Illegal migrants, drug traders, weapons smugglers, pirates and terrorists all depend on the sea for movement, scholars say.

De facto control

A local Muslim group, backed by the ethnic Tausug, has exercised real or de facto rule for hundreds of years over the northeastern corner of Borneo, now mostly Malaysian territory, and Philippine islands across the 260,000-square-kilometer Sulu Sea from it. A political organization called the Sultanate of Sulu controlled much of the sea coast from 1578, but its power waned after the Philippines stopped recognizing its sultans in the 1970s.

The Malaysian government still pays rent to heirs of the sultanate but has administrative control over the land on its side of the sea. Loss of Muslim political control has spawned unrest in the southern Philippines, leaving an estimated 120,000 dead since the 1960s.

Both Malaysia and the Philippines have moved since 2017 to modernize their navies, but analysts say they lack the strength to stamp out crime. The lack of a grip on the sea means "dire consequences for regional stability,” said Enrico Cau, associate researcher at the Taiwan Center for International Strategic Studies.

“The navy has always been very poor in terms of budget and maintenance,” Atienza said.

The regional database ReCAAP Information Sharing Center logged seven actual or attempted incidents in the Sulu-Celebes Sea in 2017 and 2018, making it the riskiest international waterway in Asia over that period.

“The problem of course is that as far as the Tausug are concerned, there is no border,” said Ramon Casiple, executive director with the Philippine advocacy organization Institute for Political and Electoral Reform in Metro Manila. “On a daily basis, they don’t use passports. They can go back and forth between Sabah and Tawi Tawi, Sulu," he said, naming two Philippine provinces.

Unchecked movement across the Sulu Sea caught Manila’s attention in 2017 when it found Malaysian and Indonesian nationals fighting alongside Muslim rebels in the nearby Philippine city Marawi. Troops battled the rebels for five months, costing about 1,100 lives.

In January, an Islamic State-backed local Muslim rebel group took credit for bomb blasts that killed 20 people and injured 111 at a church in Sulu province.

Joint efforts to improve safety at sea

Officials from Malaysia, the Philippines and Indonesia have talked at least since the 1990s about developing the coastal economy and improving joint security for the sea. In June 2017 the three countries launched joint maritime patrols based out of Indonesia and, five months later, joint air patrols out of Malaysia.

But changes in leadership among the three countries, followed by shifting national priorities, have held up progress on economic development, said Song Seng Wun, an economist in the private banking unit of CIMB in Singapore.

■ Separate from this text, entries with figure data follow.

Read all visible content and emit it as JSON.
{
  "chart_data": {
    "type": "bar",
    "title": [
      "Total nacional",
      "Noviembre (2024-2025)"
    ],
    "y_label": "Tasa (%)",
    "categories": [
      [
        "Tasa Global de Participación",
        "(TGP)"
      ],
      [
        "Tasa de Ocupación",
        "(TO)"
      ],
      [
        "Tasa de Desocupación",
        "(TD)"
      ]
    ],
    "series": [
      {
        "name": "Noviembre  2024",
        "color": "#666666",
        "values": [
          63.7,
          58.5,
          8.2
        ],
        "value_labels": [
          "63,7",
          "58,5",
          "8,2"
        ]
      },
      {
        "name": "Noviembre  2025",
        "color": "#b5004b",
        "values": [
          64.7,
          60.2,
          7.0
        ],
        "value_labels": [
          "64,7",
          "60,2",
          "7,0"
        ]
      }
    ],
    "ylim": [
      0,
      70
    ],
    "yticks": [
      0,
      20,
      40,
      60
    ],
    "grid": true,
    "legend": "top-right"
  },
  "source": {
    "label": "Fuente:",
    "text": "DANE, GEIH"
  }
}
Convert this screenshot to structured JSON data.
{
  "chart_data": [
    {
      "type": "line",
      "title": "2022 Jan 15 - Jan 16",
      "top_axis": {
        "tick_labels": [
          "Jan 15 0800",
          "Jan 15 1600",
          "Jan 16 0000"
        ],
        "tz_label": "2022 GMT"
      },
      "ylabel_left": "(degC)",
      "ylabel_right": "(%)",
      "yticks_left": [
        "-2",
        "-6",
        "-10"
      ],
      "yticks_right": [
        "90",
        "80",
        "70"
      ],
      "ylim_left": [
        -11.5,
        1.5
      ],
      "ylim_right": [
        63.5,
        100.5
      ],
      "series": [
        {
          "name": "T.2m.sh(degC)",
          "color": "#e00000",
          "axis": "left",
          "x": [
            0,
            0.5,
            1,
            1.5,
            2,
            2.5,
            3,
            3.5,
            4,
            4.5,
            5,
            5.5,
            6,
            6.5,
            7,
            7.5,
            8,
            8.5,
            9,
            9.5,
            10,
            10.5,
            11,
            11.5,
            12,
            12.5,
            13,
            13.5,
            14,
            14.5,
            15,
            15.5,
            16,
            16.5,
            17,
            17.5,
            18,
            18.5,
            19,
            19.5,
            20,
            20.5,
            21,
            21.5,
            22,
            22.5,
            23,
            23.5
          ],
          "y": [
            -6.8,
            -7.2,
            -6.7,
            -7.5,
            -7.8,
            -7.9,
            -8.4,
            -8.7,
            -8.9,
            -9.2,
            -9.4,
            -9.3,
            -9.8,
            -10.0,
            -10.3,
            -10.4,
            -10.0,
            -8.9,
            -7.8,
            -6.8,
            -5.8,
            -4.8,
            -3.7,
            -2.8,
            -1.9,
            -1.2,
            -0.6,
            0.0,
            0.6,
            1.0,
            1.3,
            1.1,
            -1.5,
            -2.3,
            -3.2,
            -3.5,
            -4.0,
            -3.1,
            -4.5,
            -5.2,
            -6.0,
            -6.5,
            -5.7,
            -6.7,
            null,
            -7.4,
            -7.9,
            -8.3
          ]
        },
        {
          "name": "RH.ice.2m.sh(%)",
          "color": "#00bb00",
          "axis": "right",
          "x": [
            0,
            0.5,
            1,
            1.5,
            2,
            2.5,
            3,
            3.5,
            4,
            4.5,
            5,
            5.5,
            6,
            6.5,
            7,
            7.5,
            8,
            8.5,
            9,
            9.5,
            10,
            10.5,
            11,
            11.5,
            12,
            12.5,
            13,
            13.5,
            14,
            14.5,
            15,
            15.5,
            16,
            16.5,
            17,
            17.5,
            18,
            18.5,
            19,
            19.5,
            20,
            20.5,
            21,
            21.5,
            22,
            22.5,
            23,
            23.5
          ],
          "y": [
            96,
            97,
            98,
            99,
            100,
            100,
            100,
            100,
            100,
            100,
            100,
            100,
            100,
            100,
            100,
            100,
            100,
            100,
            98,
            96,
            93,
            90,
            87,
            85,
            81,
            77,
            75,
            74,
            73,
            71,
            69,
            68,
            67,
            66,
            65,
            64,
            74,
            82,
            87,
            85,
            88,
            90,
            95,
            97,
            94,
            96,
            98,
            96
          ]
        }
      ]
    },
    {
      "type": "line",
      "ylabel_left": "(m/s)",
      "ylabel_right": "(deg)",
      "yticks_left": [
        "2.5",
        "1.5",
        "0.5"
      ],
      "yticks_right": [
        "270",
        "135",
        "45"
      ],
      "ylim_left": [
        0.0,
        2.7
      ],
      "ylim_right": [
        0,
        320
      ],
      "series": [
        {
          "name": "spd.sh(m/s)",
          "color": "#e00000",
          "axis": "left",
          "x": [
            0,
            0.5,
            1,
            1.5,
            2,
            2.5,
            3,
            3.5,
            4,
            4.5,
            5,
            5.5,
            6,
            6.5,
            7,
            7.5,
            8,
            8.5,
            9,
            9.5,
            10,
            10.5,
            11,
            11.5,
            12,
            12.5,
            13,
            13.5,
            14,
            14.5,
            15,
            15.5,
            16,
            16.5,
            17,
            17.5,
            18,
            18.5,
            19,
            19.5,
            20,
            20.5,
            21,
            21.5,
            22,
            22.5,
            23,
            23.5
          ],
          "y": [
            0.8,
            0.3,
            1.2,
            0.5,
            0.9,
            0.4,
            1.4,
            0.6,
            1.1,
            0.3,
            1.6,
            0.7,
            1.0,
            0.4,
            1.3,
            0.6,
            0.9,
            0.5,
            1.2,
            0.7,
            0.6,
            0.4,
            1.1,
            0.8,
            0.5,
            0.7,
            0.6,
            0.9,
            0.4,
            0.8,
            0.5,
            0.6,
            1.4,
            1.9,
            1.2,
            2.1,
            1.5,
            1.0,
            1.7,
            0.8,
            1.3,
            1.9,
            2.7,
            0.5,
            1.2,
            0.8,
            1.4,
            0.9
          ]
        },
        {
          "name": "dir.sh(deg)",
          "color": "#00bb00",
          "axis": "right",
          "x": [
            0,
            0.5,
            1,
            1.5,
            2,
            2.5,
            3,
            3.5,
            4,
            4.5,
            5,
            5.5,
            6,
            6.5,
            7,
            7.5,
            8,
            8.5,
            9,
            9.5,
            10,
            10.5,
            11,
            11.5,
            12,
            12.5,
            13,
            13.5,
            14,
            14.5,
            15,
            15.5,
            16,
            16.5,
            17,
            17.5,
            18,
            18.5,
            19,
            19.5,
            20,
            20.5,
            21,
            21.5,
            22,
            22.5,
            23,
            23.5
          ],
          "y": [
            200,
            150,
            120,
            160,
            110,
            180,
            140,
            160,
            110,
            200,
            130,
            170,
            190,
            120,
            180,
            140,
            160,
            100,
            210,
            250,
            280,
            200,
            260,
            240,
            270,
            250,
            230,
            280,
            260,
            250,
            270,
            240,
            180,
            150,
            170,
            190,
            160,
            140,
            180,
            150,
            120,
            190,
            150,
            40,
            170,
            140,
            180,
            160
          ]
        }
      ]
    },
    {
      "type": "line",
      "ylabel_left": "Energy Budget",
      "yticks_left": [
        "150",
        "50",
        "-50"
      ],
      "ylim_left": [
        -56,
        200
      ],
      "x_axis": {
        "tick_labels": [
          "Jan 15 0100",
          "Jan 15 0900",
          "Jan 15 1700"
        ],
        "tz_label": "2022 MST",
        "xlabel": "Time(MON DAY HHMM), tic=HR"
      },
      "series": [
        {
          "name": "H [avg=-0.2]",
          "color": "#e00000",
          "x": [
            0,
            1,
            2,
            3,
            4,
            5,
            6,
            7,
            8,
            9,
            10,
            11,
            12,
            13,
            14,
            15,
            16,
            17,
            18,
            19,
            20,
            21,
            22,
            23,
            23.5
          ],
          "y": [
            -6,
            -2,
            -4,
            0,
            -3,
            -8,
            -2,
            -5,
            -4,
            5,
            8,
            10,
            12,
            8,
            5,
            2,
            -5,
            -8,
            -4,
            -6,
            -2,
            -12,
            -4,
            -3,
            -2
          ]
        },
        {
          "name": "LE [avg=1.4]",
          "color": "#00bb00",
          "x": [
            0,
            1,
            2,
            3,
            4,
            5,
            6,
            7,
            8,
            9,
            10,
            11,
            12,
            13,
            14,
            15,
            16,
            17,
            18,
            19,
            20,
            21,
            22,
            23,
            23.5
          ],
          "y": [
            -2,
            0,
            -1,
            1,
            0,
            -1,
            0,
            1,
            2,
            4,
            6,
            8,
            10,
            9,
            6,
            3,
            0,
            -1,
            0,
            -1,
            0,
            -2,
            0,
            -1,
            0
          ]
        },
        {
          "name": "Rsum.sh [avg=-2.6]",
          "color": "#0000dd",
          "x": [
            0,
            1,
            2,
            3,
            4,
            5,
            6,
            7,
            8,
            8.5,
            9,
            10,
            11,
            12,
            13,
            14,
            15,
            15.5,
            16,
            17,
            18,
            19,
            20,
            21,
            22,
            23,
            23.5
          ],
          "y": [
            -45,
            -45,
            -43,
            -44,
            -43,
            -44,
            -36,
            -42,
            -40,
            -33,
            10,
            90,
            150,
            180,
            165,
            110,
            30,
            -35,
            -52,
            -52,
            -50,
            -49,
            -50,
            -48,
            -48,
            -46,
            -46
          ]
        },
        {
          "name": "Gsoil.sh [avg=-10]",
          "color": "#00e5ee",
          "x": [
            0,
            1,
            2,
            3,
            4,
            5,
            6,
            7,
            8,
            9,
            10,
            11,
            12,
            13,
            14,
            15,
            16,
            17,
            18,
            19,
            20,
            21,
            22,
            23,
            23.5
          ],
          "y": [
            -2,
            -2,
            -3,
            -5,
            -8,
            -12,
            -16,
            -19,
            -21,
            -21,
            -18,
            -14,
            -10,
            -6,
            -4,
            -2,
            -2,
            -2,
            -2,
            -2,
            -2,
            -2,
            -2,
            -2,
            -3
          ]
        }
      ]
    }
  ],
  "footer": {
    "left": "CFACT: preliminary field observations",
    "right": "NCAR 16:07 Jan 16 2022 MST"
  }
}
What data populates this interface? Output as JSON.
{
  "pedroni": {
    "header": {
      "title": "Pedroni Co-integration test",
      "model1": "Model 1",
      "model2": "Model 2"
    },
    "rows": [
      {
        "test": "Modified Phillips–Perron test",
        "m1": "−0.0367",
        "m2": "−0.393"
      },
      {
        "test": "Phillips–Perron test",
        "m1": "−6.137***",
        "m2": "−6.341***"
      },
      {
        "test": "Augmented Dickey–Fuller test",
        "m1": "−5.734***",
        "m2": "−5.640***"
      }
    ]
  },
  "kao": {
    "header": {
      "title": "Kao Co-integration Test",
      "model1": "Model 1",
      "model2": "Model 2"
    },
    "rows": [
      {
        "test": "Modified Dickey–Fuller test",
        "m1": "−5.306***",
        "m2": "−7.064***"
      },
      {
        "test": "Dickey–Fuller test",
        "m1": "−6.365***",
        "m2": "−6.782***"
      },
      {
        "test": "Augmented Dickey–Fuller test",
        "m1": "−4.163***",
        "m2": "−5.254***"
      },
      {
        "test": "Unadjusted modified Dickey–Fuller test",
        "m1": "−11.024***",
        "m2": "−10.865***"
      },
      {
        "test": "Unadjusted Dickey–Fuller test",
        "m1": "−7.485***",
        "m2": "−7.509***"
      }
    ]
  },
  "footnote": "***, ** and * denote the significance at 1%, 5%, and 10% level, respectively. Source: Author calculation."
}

“I think quite a lot to do with domestic politics overtaking these plans,” Song said. “There’s really a lot to do with the shifting (of) respective government focus.”

The three countries may prefer to avoid further talks on security in case any one party grows uncomfortable with the process, Cau said.

Philippine President Rodrigo Duterte and Malaysian Prime Minister Mahathir Bin Mohamad walk together during the welcoming ceremony for the Malaysian leader at the Malacanang presidential palace in Manila, Philippines, March 7, 2019.
Philippine President Rodrigo Duterte and Malaysian Prime Minister Mahathir Bin Mohamad walk together during the welcoming ceremony for the Malaysian leader at the Malacanang presidential palace in Manila, Philippines, March 7, 2019.

In his meeting March 7 with Mahathir, Duterte called “resolving security issues, particularly on terrorism, piracy, and transnational crimes” an issue the two countries should pursue to improve their relations, the presidential website in Manila said.

Duterte, who is from Mindanao, has tried to stop Muslim violence since he took office in 2016.

“I think the big concern for Duterte is to stabilize the maritime space between Malaysia and Mindanao,” said Carl Baker, director of programs with the think tank Pacific Forum CSIS in Honolulu.